You must be Logged on to comment or reply to a post.
  • Data mining is a more complex topic than reporting. Most business users cannot even formulate the problem correctly for some one in the BI team to arrive at an answer.
    Also, most BI data is not modelled for efficient mining. And, you need specially trained statistician type people to do this
    For all the good things it can do, some times the hype is far from truth. For example, if you try to analyze whether a certain promotion was behind the success of a product – it is hard. Sales and marketing have a certain lag in time, and do not even share the same characteristics for an apple to apple comparison. For example, sales happen at a material number level, and marketing can happen at an arbitary level of the product hierarchy. Such situations can also be modelled in mining, but several probabilities and fudge factors will result in answers that do nat have sufficient statistical ‘confidence’.
    • I was trying to address the fact that organizations know that data mining tools exist but then are not keyed to use the same.
      And in such a scenario … do we need to provide such tools at all ?
      In most cases flat file dumps are taken and sent to analytics providers to work on the same and give the results.
      But then also wanted to know if the same situation exists across projects and if possible understand if other tools provide data mining capabilities or it is just something that SAP alone offers but is seldom used.
      • Personally, I have not seen my clients take to mining in a big way, and even those that do – they don’t use SAP for this purpose.

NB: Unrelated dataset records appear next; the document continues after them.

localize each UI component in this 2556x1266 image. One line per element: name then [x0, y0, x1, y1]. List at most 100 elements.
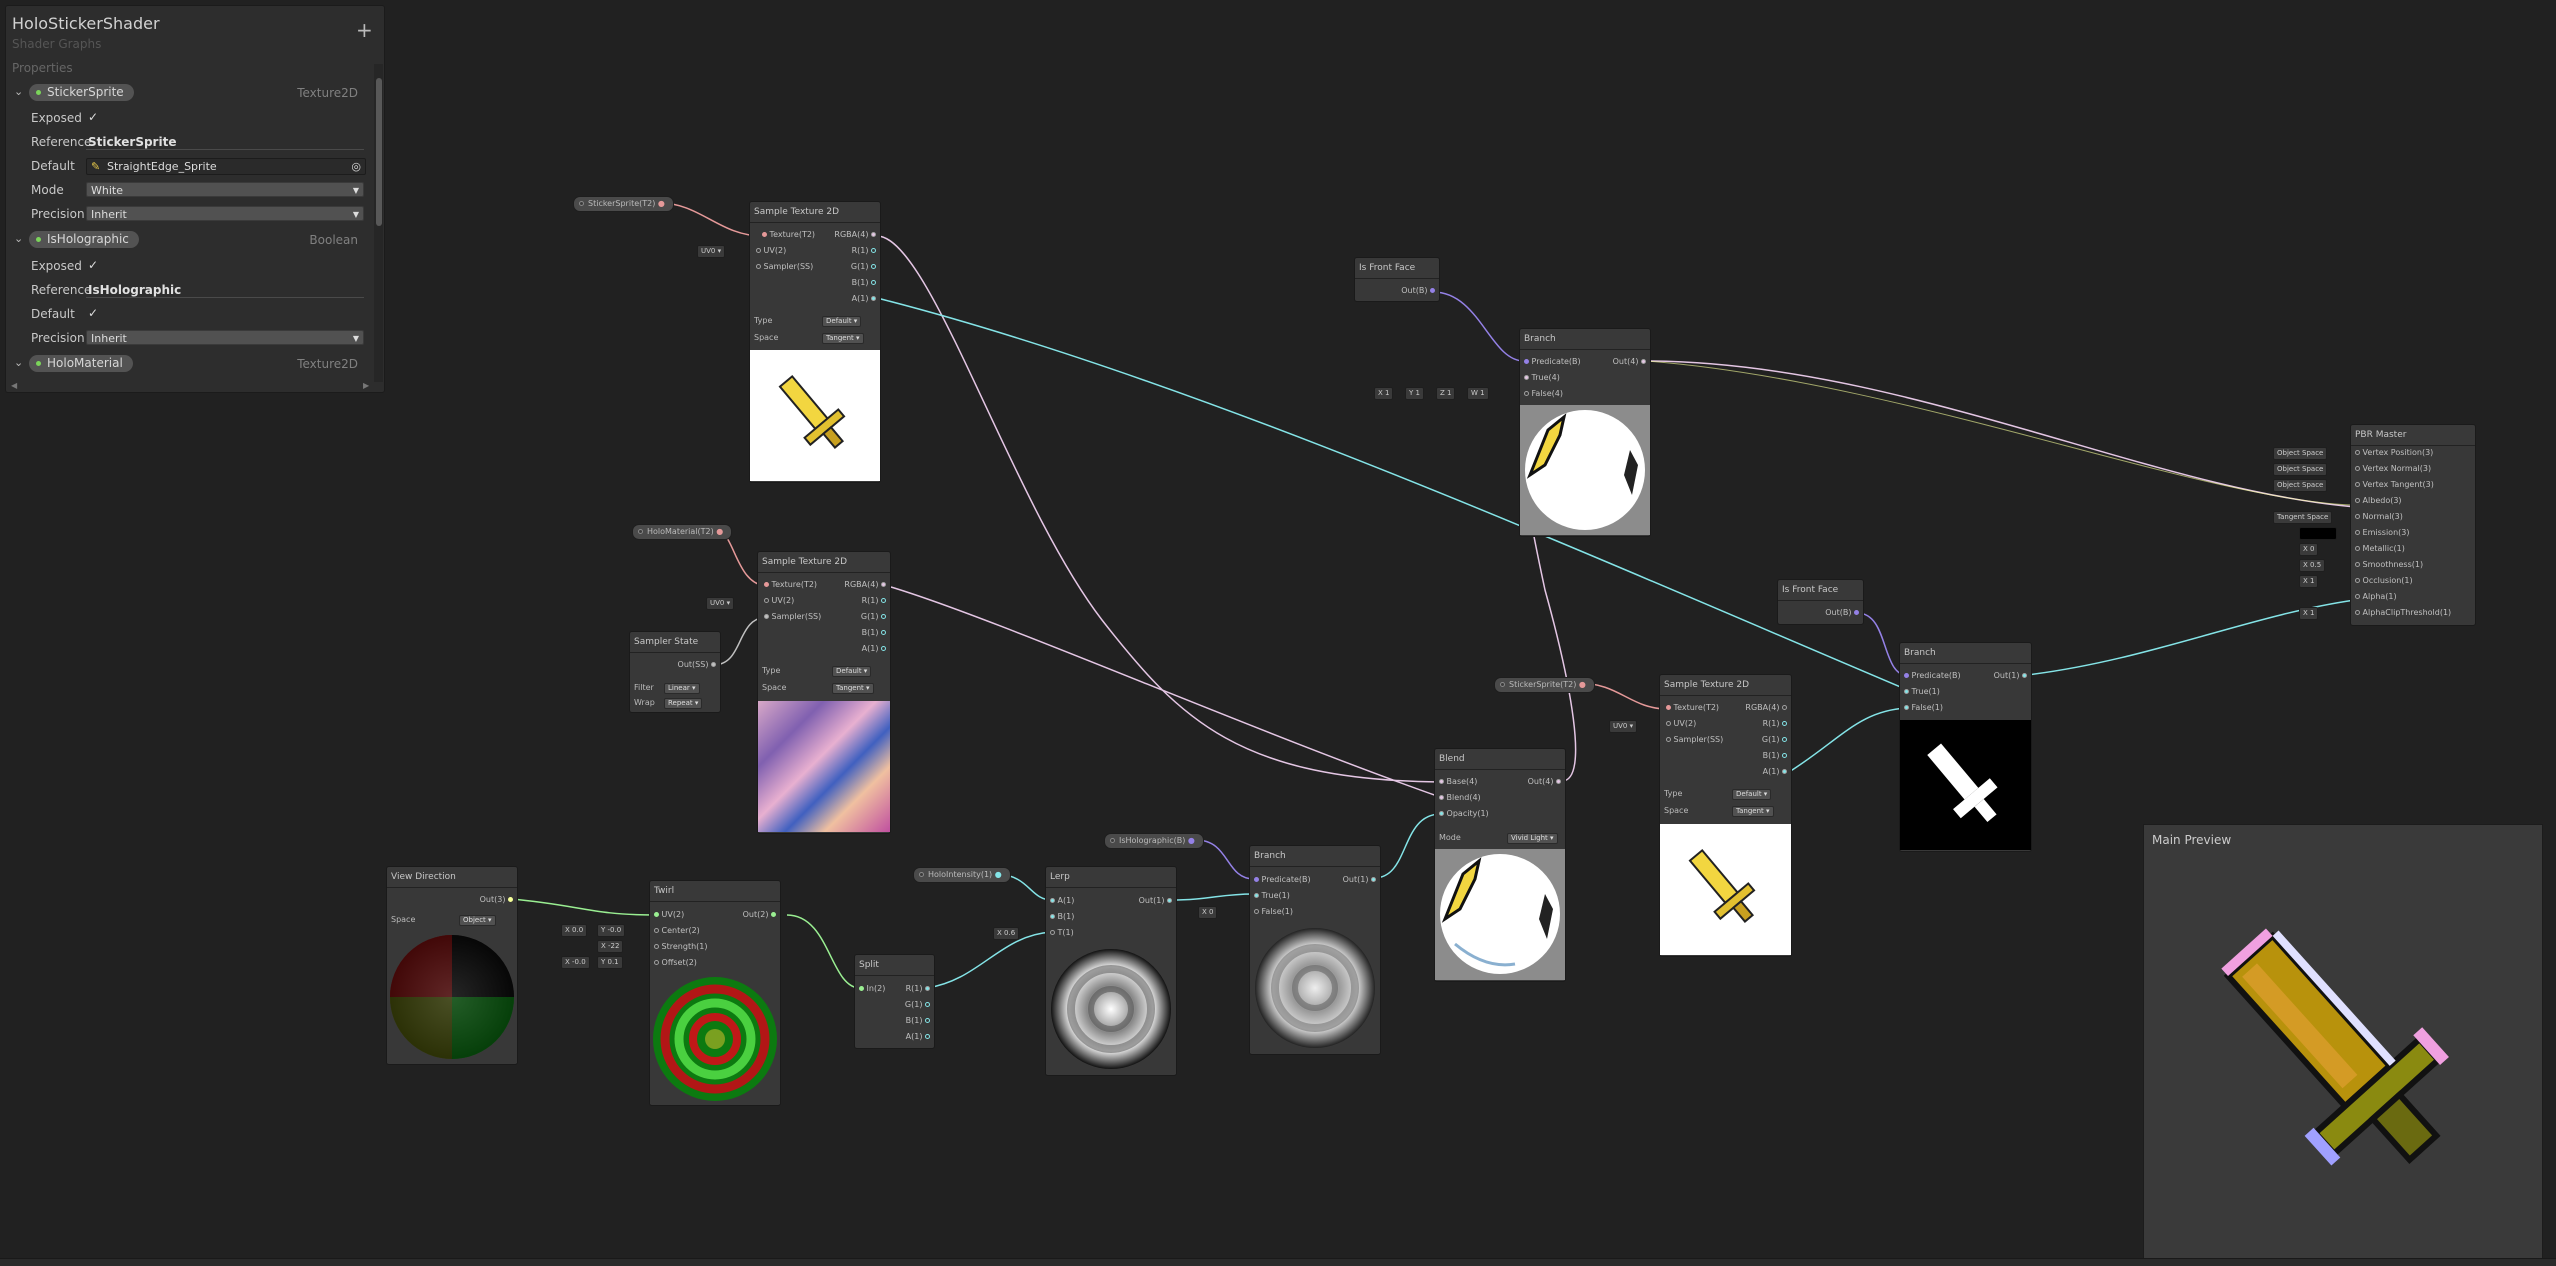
port-out[interactable]: Out(4) [1613, 357, 1646, 367]
port-rgba[interactable]: RGBA(4) [1745, 703, 1787, 713]
inline-field[interactable]: Object Space [2273, 463, 2328, 476]
port-g[interactable]: G(1) [905, 1000, 930, 1010]
port-g[interactable]: G(1) [861, 612, 886, 622]
port-out[interactable]: Out(B) [1401, 286, 1435, 296]
reference-field[interactable]: StickerSprite [88, 135, 176, 149]
port-b[interactable]: B(1) [852, 278, 876, 288]
node-branch-3[interactable]: Branch Predicate(B) True(1) False(1) Out… [1249, 845, 1381, 1055]
node-pbr-master[interactable]: PBR Master Vertex Position(3) Object Spac… [2273, 424, 2476, 626]
port-occlusion[interactable]: Occlusion(1) [2355, 576, 2413, 586]
main-preview-panel[interactable]: Main Preview [2143, 824, 2543, 1259]
port-uv[interactable]: UV(2) [654, 910, 684, 920]
port-vertex-tangent[interactable]: Vertex Tangent(3) [2355, 480, 2434, 490]
inline-field[interactable]: X 0.5 [2299, 559, 2326, 572]
node-title[interactable]: PBR Master [2351, 425, 2475, 446]
node-title[interactable]: View Direction [387, 867, 517, 888]
false-z-field[interactable]: Z 1 [1436, 387, 1456, 400]
node-sampler-state[interactable]: Sampler State Out(SS) Filter Linear ▾ Wr… [629, 631, 721, 713]
port-out[interactable]: Out(1) [1343, 875, 1376, 885]
uv-channel-dropdown[interactable]: UV0 ▾ [1609, 720, 1638, 733]
property-pill[interactable]: IsHolographic [29, 231, 139, 248]
node-title[interactable]: Is Front Face [1355, 258, 1439, 279]
port-predicate[interactable]: Predicate(B) [1904, 671, 1961, 681]
default-texture-field[interactable]: ✎ StraightEdge_Sprite ◎ [86, 158, 366, 175]
port-texture[interactable]: Texture(T2) [762, 230, 815, 240]
port-predicate[interactable]: Predicate(B) [1254, 875, 1311, 885]
node-view-direction[interactable]: View Direction Out(3) Space Object ▾ [386, 866, 518, 1065]
port-uv[interactable]: UV(2) [764, 596, 794, 606]
port-vertex-position[interactable]: Vertex Position(3) [2355, 448, 2433, 458]
port-b[interactable]: B(1) [862, 628, 886, 638]
object-picker-icon[interactable]: ◎ [351, 159, 361, 174]
port-normal[interactable]: Normal(3) [2355, 512, 2403, 522]
property-header-isholographic[interactable]: ⌄ IsHolographic Boolean [14, 231, 366, 249]
chevron-down-icon[interactable]: ⌄ [14, 232, 23, 245]
t-x-field[interactable]: X 0.6 [993, 927, 1020, 940]
port-out[interactable]: Out(3) [480, 895, 513, 905]
port-false[interactable]: False(4) [1524, 389, 1563, 399]
inline-field[interactable]: X 0 [2299, 543, 2319, 556]
false-y-field[interactable]: Y 1 [1405, 387, 1424, 400]
port-out[interactable]: Out(B) [1825, 608, 1859, 618]
node-title[interactable]: Sample Texture 2D [758, 552, 890, 573]
port-base[interactable]: Base(4) [1439, 777, 1477, 787]
port-albedo[interactable]: Albedo(3) [2355, 496, 2402, 506]
filter-dropdown[interactable]: Linear ▾ [664, 682, 700, 694]
node-is-front-face-2[interactable]: Is Front Face Out(B) [1777, 579, 1864, 625]
property-node-holointensity[interactable]: HoloIntensity(1) ● [913, 867, 1011, 883]
add-property-button[interactable]: + [356, 20, 373, 40]
property-header-holomaterial[interactable]: ⌄ HoloMaterial Texture2D [14, 355, 366, 373]
mode-dropdown[interactable]: White ▼ [86, 182, 364, 197]
port-a[interactable]: A(1) [1050, 896, 1074, 906]
exposed-checkbox[interactable]: ✓ [88, 258, 98, 272]
port-alphaclipthreshold[interactable]: AlphaClipThreshold(1) [2355, 608, 2451, 618]
node-title[interactable]: Sample Texture 2D [1660, 675, 1791, 696]
space-dropdown[interactable]: Object ▾ [459, 914, 496, 926]
property-node-stickersprite[interactable]: StickerSprite(T2) ● [573, 196, 674, 212]
node-branch-2[interactable]: Branch Predicate(B) True(1) False(1) Out… [1899, 642, 2032, 852]
port-rgba[interactable]: RGBA(4) [844, 580, 886, 590]
port-offset[interactable]: Offset(2) [654, 958, 697, 968]
port-texture[interactable]: Texture(T2) [1666, 703, 1719, 713]
port-t[interactable]: T(1) [1050, 928, 1074, 938]
port-in[interactable]: In(2) [859, 984, 885, 994]
property-pill[interactable]: StickerSprite [29, 84, 134, 101]
offset-y-field[interactable]: Y 0.1 [597, 956, 623, 969]
chevron-down-icon[interactable]: ⌄ [14, 85, 23, 98]
port-strength[interactable]: Strength(1) [654, 942, 707, 952]
port-metallic[interactable]: Metallic(1) [2355, 544, 2405, 554]
mode-dropdown[interactable]: Vivid Light ▾ [1507, 832, 1558, 844]
port-texture[interactable]: Texture(T2) [764, 580, 817, 590]
port-emission[interactable]: Emission(3) [2355, 528, 2409, 538]
node-blend[interactable]: Blend Base(4) Blend(4) Opacity(1) Out(4)… [1434, 748, 1566, 982]
port-alpha[interactable]: Alpha(1) [2355, 592, 2397, 602]
port-false[interactable]: False(1) [1254, 907, 1293, 917]
port-true[interactable]: True(4) [1524, 373, 1560, 383]
port-a[interactable]: A(1) [852, 294, 876, 304]
inline-field[interactable]: Object Space [2273, 479, 2328, 492]
node-title[interactable]: Blend [1435, 749, 1565, 770]
space-dropdown[interactable]: Tangent ▾ [1732, 805, 1774, 817]
type-dropdown[interactable]: Default ▾ [832, 665, 872, 677]
type-dropdown[interactable]: Default ▾ [1732, 788, 1772, 800]
port-out[interactable]: Out(1) [1994, 671, 2027, 681]
node-branch-1[interactable]: Branch Predicate(B) True(4) False(4) Out… [1519, 328, 1651, 537]
property-node-holomaterial[interactable]: HoloMaterial(T2) ● [632, 524, 733, 540]
port-sampler[interactable]: Sampler(SS) [764, 612, 821, 622]
uv-channel-dropdown[interactable]: UV0 ▾ [697, 245, 726, 258]
port-a[interactable]: A(1) [906, 1032, 930, 1042]
port-rgba[interactable]: RGBA(4) [834, 230, 876, 240]
port-opacity[interactable]: Opacity(1) [1439, 809, 1489, 819]
exposed-checkbox[interactable]: ✓ [88, 110, 98, 124]
port-r[interactable]: R(1) [1763, 719, 1787, 729]
property-node-isholographic[interactable]: IsHolographic(B) ● [1104, 833, 1204, 849]
node-split[interactable]: Split In(2) R(1) G(1) B(1) A(1) [854, 954, 935, 1049]
scroll-right-icon[interactable]: ▶ [363, 381, 369, 390]
type-dropdown[interactable]: Default ▾ [822, 315, 862, 327]
precision-dropdown[interactable]: Inherit ▼ [86, 206, 364, 221]
port-uv[interactable]: UV(2) [1666, 719, 1696, 729]
node-title[interactable]: Branch [1900, 643, 2031, 664]
node-title[interactable]: Lerp [1046, 867, 1176, 888]
port-vertex-normal[interactable]: Vertex Normal(3) [2355, 464, 2431, 474]
port-true[interactable]: True(1) [1904, 687, 1940, 697]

        SPSS type tools are what statisticians use in academics (I remember taking an introductory class when I did my MBA), and they are very specialized.

        I do not think SAP should bother to compete with them in short term due to the small footprint.

        • Precisely my point also … I also called up T Test , etc from possibly the same introductory class in my MBA!!!
          it becomes something like a gadget … you initially use the various features of the gadget to sell it but then it is ultimately used for its core purpose … you never hear of a phone that is more used as an MP3 player than as a phone , it can also be used as an MP3 player but very few or none would buy a phone to use it as an MP3 Player…

          something like that .. ultimately the tool comes to be used for what it is meant to do and the additional accessorizing features might be used but not as a critical and most used feature.

          and leads me to think … how do you differentiate between similar such tools – should it be only performance / pedigree or the features available…?
          my 0.02

  • I actually have the pleasure of being a statistician and BI analyst, and have used analysis process designs in many scenarios. However, the mining and analysis options in the ‘Enhanced Analytics’ take too much time for a true analyst to utilize.

    The major issue with these tools is that you must be able to utilze them in a production enviroment, unless you have signficant data in your other enviroments. Secondly, I’ve encountered numerous performance issues that are mostly discovered when moving to production where there is a significant amount more data than our BWQ eniviroment. Lastly, due to all the aforementioned factors and the lack of help documentation & examples on how to utlize each analysis feature, too much time is lost for an analyst who is trying to solve a problem.

    Depending on the particular analyst’s abilities, I would recommend a statistical package like SAS, SPSS, S Plus (or R is free), for quicker analytics off of query results.

    Overall though, the analysis process design is fabulous for creating new DSO/Cubes for pre-calculated aggregated data used for metrics and dashboards.